Ontario’s Liberal government has entrenched the legal rights of 1,800 proposed renewable energy contracts – making it impossible for a new government to cancel them.
The Liberals have changed the terms for approving contracts under its feed-in tariff program or FIT.
Under the old system, the Ontario Power Authority, which signs the contracts with power developers, could unilaterally terminate proposed agreements at a relatively late stage of the approval process.

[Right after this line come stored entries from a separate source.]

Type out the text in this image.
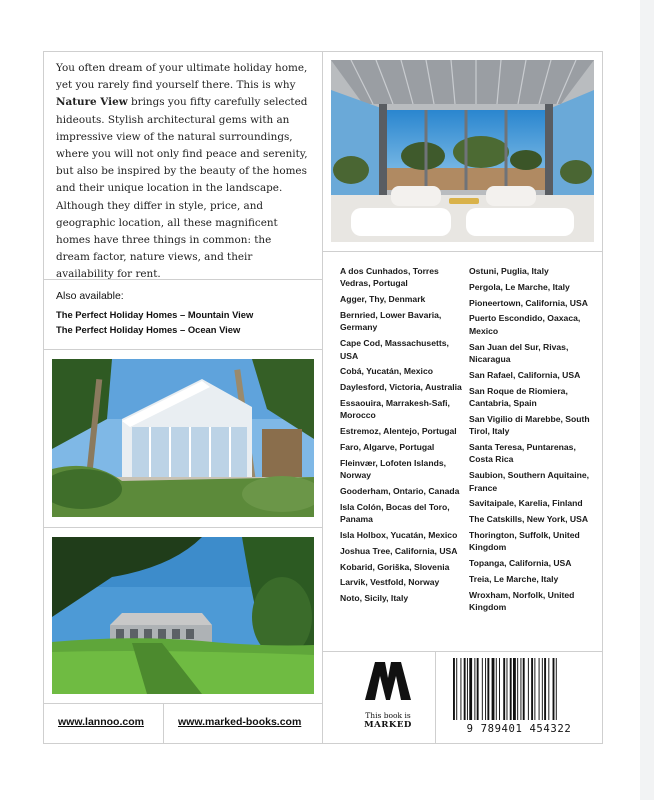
You often dream of your ultimate holiday home, yet you rarely find yourself there. This is why Nature View brings you fifty carefully selected hideouts. Stylish architectural gems with an impressive view of the natural surroundings, where you will not only find peace and serenity, but also be inspired by the beauty of the homes and their unique location in the landscape. Although they differ in style, price, and geographic location, all these magnificent homes have three things in common: the dream factor, nature views, and their availability for rent.
Also available:
The Perfect Holiday Homes – Mountain View
The Perfect Holiday Homes – Ocean View
A dos Cunhados, Torres Vedras, Portugal
Agger, Thy, Denmark
Bernried, Lower Bavaria, Germany
Cape Cod, Massachusetts, USA
Cobá, Yucatán, Mexico
Daylesford, Victoria, Australia
Essaouira, Marrakesh-Safi, Morocco
Estremoz, Alentejo, Portugal
Faro, Algarve, Portugal
Fleinvær, Lofoten Islands, Norway
Gooderham, Ontario, Canada
Isla Colón, Bocas del Toro, Panama
Isla Holbox, Yucatán, Mexico
Joshua Tree, California, USA
Kobarid, Goriška, Slovenia
Larvik, Vestfold, Norway
Noto, Sicily, Italy
Ostuni, Puglia, Italy
Pergola, Le Marche, Italy
Pioneertown, California, USA
Puerto Escondido, Oaxaca, Mexico
San Juan del Sur, Rivas, Nicaragua
San Rafael, California, USA
San Roque de Riomiera, Cantabria, Spain
San Vigilio di Marebbe, South Tirol, Italy
Santa Teresa, Puntarenas, Costa Rica
Saubion, Southern Aquitaine, France
Savitaipale, Karelia, Finland
The Catskills, New York, USA
Thorington, Suffolk, United Kingdom
Topanga, California, USA
Treia, Le Marche, Italy
Wroxham, Norfolk, United Kingdom
www.lannoo.com	www.marked-books.com
This book is
MARKED	9 789401 454322
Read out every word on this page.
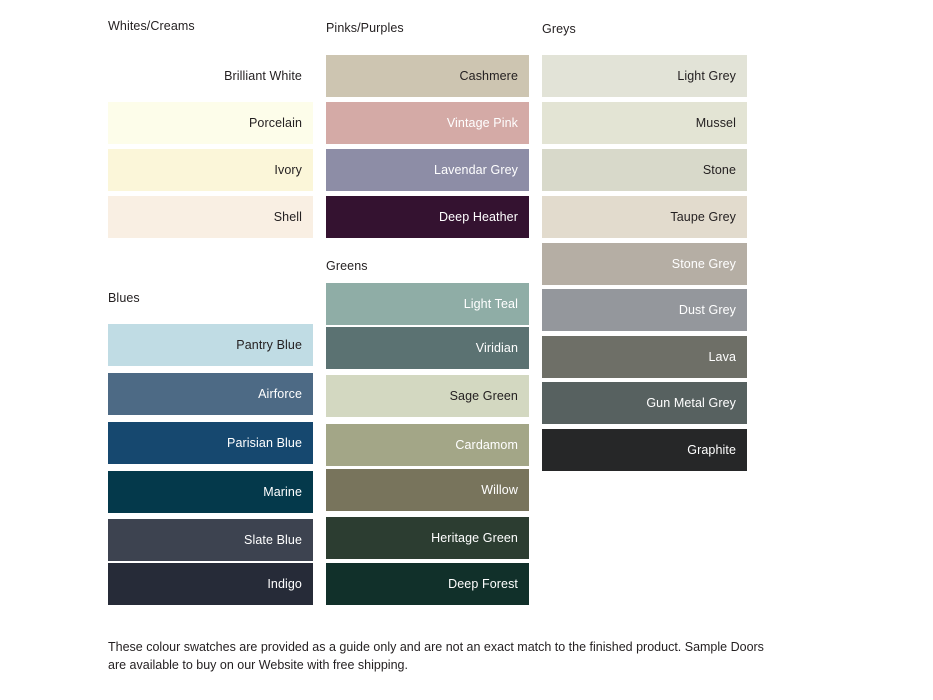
Whites/Creams
Brilliant White
Porcelain
Ivory
Shell
Blues
Pantry Blue
Airforce
Parisian Blue
Marine
Slate Blue
Indigo
Pinks/Purples
Cashmere
Vintage Pink
Lavendar Grey
Deep Heather
Greens
Light Teal
Viridian
Sage Green
Cardamom
Willow
Heritage Green
Deep Forest
Greys
Light Grey
Mussel
Stone
Taupe Grey
Stone Grey
Dust Grey
Lava
Gun Metal Grey
Graphite
These colour swatches are provided as a guide only and are not an exact match to the finished product. Sample Doors are available to buy on our Website with free shipping.
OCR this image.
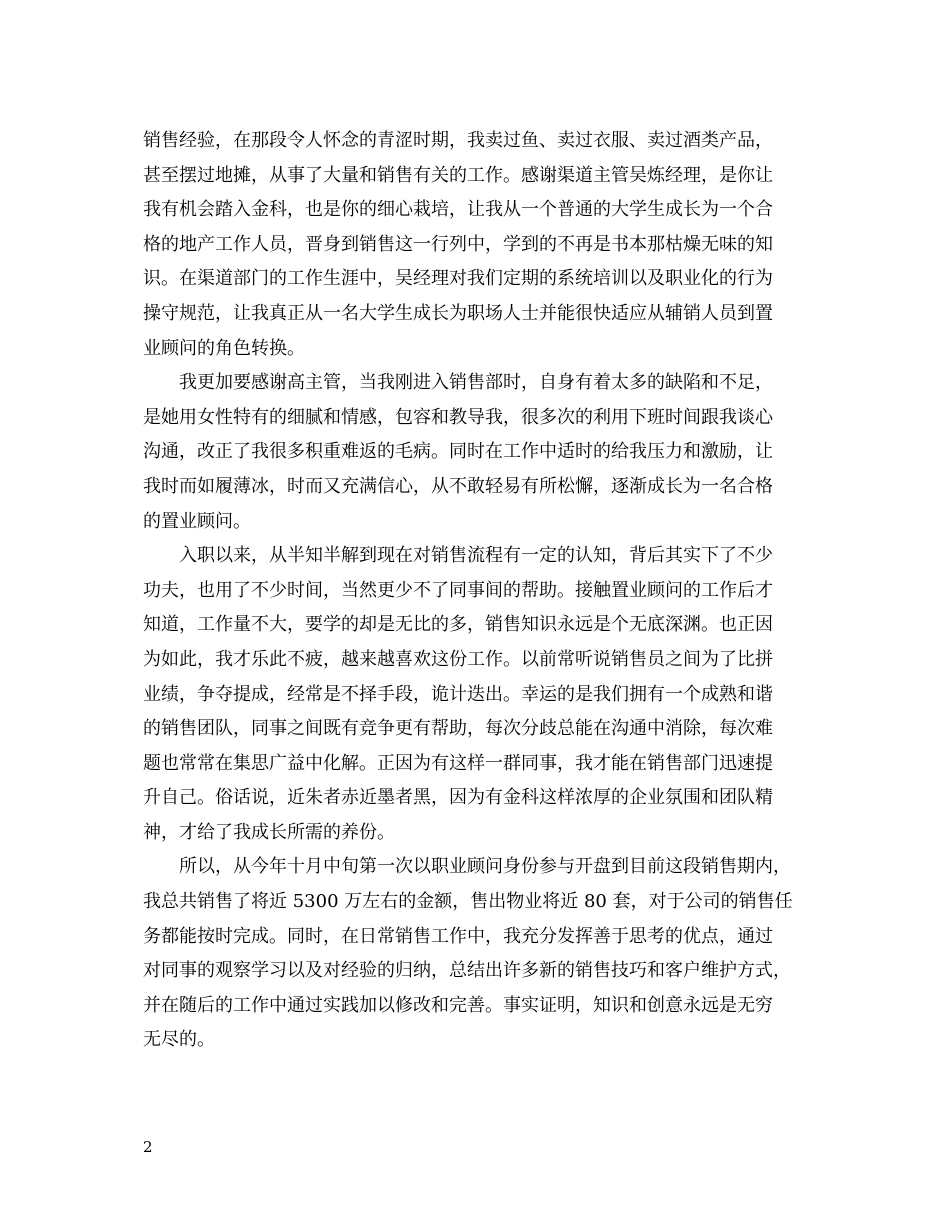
销售经验，在那段令人怀念的青涩时期，我卖过鱼、卖过衣服、卖过酒类产品，
甚至摆过地摊，从事了大量和销售有关的工作。感谢渠道主管吴炼经理，是你让
我有机会踏入金科，也是你的细心栽培，让我从一个普通的大学生成长为一个合
格的地产工作人员，晋身到销售这一行列中，学到的不再是书本那枯燥无味的知
识。在渠道部门的工作生涯中，吴经理对我们定期的系统培训以及职业化的行为
操守规范，让我真正从一名大学生成长为职场人士并能很快适应从辅销人员到置
业顾问的角色转换。
　　我更加要感谢高主管，当我刚进入销售部时，自身有着太多的缺陷和不足，
是她用女性特有的细腻和情感，包容和教导我，很多次的利用下班时间跟我谈心
沟通，改正了我很多积重难返的毛病。同时在工作中适时的给我压力和激励，让
我时而如履薄冰，时而又充满信心，从不敢轻易有所松懈，逐渐成长为一名合格
的置业顾问。
　　入职以来，从半知半解到现在对销售流程有一定的认知，背后其实下了不少
功夫，也用了不少时间，当然更少不了同事间的帮助。接触置业顾问的工作后才
知道，工作量不大，要学的却是无比的多，销售知识永远是个无底深渊。也正因
为如此，我才乐此不疲，越来越喜欢这份工作。以前常听说销售员之间为了比拼
业绩，争夺提成，经常是不择手段，诡计迭出。幸运的是我们拥有一个成熟和谐
的销售团队，同事之间既有竞争更有帮助，每次分歧总能在沟通中消除，每次难
题也常常在集思广益中化解。正因为有这样一群同事，我才能在销售部门迅速提
升自己。俗话说，近朱者赤近墨者黑，因为有金科这样浓厚的企业氛围和团队精
神，才给了我成长所需的养份。
　　所以，从今年十月中旬第一次以职业顾问身份参与开盘到目前这段销售期内，
我总共销售了将近 5300 万左右的金额，售出物业将近 80 套，对于公司的销售任
务都能按时完成。同时，在日常销售工作中，我充分发挥善于思考的优点，通过
对同事的观察学习以及对经验的归纳，总结出许多新的销售技巧和客户维护方式，
并在随后的工作中通过实践加以修改和完善。事实证明，知识和创意永远是无穷
无尽的。
2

But not anymore. The Liberals have now locked the province into almost 2,000 energy projects, no matter what party collects the most votes on Oct. 6. Of course, the Tories under Tim Hudak are likely to argue—with some justification—that a government looking at defeat in an upcoming election doesn’t have the right to deliberately bind its successor’s hands. But we’re willing to wager that the Liberals probably aren’t too worried about hurting the Conservatives’ feelings.